A traditional mortgage, or fixed rate mortgage, is no different than a personal loan, except for the amount. After receiving the money, you will pay monthly payments throughout the entire term. And the size of these payments will not change, regardless of the economic situation in the country will be and what the bank rate will be.
An adjustable-rate mortgage assumes that you will make payments at the original rate for the first few years. However, after a certain period, which depends on the length of the mortgage, the rate may be revised and increased. Markesan State Bank offers both types of mortgages. You can find out the current rates by consulting by phone or personally with our manager.

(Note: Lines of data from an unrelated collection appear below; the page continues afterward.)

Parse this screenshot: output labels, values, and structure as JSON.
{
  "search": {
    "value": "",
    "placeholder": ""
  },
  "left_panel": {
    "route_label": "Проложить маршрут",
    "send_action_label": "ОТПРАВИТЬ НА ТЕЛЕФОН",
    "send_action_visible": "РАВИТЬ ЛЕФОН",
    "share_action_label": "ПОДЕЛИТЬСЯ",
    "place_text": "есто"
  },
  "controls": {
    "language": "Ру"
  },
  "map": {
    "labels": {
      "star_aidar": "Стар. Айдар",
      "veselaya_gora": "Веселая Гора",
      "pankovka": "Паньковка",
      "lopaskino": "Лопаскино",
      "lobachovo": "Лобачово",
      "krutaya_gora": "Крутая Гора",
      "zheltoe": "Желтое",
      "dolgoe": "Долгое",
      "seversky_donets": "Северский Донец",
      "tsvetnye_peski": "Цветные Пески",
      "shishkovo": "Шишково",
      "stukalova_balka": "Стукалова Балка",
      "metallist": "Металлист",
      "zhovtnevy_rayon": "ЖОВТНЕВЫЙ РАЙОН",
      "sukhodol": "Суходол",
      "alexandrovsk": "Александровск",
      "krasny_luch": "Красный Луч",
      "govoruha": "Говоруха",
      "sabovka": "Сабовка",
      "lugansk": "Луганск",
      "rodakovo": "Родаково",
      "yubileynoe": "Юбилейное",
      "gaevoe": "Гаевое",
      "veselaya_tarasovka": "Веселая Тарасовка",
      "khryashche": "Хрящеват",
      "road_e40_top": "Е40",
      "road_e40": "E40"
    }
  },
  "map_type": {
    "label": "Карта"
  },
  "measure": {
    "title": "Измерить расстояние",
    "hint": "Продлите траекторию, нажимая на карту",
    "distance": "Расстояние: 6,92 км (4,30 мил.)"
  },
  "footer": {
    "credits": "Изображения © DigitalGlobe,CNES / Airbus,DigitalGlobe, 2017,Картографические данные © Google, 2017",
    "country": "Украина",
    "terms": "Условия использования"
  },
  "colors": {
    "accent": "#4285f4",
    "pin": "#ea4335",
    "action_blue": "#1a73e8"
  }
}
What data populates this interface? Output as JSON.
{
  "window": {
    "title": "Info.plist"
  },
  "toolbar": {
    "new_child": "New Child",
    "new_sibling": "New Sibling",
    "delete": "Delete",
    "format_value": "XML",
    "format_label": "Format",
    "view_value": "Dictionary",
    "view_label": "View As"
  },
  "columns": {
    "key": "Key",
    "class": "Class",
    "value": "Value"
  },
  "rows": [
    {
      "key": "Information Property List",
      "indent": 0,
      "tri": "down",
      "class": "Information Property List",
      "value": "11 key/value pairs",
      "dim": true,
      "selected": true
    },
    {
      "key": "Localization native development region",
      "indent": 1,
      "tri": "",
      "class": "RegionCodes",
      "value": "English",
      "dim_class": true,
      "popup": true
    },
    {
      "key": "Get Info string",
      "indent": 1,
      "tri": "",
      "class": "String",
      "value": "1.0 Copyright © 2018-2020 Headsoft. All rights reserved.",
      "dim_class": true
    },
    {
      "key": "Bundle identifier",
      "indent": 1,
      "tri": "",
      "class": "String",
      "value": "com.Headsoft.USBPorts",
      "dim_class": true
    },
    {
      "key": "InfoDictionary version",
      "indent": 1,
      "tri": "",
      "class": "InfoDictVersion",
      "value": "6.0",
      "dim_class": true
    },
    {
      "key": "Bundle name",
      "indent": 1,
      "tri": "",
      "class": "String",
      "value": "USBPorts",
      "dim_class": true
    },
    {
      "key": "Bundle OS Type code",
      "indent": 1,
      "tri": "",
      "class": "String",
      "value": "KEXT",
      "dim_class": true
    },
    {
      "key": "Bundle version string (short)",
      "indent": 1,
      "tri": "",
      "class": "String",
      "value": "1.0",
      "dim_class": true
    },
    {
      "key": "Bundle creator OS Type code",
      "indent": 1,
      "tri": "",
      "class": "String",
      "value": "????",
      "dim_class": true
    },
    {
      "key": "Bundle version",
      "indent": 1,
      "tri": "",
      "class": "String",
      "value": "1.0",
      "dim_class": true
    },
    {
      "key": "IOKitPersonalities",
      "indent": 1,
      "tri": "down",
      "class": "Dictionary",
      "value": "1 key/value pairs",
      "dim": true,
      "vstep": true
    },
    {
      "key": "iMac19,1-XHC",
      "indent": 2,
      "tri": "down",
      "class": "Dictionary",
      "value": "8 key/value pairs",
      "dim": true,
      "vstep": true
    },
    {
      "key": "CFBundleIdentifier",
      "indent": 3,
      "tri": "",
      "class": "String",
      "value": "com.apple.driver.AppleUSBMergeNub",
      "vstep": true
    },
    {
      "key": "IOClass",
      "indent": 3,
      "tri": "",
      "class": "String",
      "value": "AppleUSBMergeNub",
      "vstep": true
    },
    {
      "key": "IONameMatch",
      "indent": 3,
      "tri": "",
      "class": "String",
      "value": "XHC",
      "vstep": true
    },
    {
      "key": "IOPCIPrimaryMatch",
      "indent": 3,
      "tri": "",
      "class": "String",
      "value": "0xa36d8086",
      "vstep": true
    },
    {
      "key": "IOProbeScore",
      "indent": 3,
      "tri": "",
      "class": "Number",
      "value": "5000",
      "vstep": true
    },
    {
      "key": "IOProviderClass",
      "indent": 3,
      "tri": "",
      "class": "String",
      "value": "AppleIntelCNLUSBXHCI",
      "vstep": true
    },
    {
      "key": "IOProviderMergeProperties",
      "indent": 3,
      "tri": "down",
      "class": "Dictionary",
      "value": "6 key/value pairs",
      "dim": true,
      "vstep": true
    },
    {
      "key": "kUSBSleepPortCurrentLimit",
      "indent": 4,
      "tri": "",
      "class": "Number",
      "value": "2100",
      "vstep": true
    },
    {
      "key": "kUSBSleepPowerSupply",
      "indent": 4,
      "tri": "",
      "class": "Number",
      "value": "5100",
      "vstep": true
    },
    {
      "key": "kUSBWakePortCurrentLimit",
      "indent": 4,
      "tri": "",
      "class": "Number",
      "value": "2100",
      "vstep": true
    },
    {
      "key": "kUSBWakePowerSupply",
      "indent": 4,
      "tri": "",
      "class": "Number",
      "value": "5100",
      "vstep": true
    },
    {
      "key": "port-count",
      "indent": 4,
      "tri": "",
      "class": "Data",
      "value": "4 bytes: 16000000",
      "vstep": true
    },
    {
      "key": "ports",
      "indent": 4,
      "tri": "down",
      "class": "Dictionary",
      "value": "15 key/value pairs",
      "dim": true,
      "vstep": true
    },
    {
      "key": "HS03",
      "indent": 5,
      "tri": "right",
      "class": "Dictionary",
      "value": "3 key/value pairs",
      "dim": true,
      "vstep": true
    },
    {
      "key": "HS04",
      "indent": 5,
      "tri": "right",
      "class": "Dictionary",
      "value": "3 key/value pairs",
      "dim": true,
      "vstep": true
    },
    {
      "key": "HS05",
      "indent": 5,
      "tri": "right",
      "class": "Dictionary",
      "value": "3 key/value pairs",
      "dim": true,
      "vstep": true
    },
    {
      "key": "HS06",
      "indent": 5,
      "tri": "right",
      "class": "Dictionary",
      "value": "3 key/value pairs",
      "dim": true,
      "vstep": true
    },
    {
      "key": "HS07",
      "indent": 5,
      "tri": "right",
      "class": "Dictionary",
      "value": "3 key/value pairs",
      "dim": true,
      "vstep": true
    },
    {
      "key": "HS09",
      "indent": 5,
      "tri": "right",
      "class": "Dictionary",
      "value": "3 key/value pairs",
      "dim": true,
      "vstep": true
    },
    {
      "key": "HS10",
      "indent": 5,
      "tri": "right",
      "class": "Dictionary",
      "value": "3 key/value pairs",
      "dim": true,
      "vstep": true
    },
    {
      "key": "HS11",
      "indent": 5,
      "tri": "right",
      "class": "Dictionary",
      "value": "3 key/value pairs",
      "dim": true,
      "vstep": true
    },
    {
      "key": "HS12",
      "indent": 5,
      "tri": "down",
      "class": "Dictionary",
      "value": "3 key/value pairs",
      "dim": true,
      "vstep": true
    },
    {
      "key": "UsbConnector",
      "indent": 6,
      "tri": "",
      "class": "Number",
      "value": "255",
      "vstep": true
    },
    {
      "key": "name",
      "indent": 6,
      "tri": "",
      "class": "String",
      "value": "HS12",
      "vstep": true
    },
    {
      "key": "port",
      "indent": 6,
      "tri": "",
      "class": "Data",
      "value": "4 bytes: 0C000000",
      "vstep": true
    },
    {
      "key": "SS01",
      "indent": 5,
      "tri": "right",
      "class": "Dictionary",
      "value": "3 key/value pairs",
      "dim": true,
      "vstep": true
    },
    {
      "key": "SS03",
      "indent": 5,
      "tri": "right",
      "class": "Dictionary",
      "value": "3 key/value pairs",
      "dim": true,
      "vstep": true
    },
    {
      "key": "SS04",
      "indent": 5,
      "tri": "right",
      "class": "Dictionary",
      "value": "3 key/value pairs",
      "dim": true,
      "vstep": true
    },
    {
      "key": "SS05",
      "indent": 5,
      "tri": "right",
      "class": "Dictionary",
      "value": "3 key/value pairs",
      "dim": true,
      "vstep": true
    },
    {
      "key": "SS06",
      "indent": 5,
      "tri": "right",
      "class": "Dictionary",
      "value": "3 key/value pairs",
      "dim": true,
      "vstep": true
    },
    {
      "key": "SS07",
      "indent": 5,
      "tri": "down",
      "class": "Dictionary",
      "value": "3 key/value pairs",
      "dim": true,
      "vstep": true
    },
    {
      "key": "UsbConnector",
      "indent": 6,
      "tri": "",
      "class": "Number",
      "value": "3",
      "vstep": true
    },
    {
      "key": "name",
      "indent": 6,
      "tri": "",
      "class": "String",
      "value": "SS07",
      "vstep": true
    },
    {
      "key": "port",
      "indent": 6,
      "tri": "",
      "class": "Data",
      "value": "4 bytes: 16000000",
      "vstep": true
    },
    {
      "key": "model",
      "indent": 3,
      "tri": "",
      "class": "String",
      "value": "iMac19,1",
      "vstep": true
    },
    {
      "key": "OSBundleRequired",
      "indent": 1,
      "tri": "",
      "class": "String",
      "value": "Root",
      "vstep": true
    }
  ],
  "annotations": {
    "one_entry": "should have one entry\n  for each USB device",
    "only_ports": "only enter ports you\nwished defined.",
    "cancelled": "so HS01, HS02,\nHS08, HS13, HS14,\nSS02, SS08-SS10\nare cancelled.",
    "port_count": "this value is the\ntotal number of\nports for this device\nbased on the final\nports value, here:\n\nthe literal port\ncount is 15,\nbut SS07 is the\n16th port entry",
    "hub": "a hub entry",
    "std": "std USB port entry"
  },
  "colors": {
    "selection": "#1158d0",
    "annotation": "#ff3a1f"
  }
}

Requirements for a mortgage
Because a mortgage is a large, long-term loan, we need a little more of your paperwork to get it approved than any other loan would require. Please consider this requirement with understanding and prepare the following documents:
- Government-issued IDs
- Tax returns from the past two years.
- Two years’ worth of W-2s or year-end pay stubs. If you are self-employed, other evidence of income.
- Child support or divorce documents.
- Bank statements.
- Statements from additional assets.
- Photo ID.
- Rental history
- Contact information.
What happens if you can’t make mortgage payments?
Before approving a mortgage, each lender, including us, tries to make sure that the borrower will not experience problems with debt repayment. However, in life, there are unforeseen circumstances that we are not able to influence.
If you understand that you will not be able to make a mortgage payment on time, first of all, inform the bank about this. For our part, we will try to do everything possible to help you solve this problem: we will offer a deferment or revise the payment plan together. Of course, the sooner you report financial difficulties, the easier it will be for us to resolve this issue.
If the borrower fails to notify the bank of the problems and misses payments one after the other, the bank is free to start a lawsuit and subsequently confiscate the purchased property in order to sell it at auction. For these funds, the debt of the borrower will be repaid.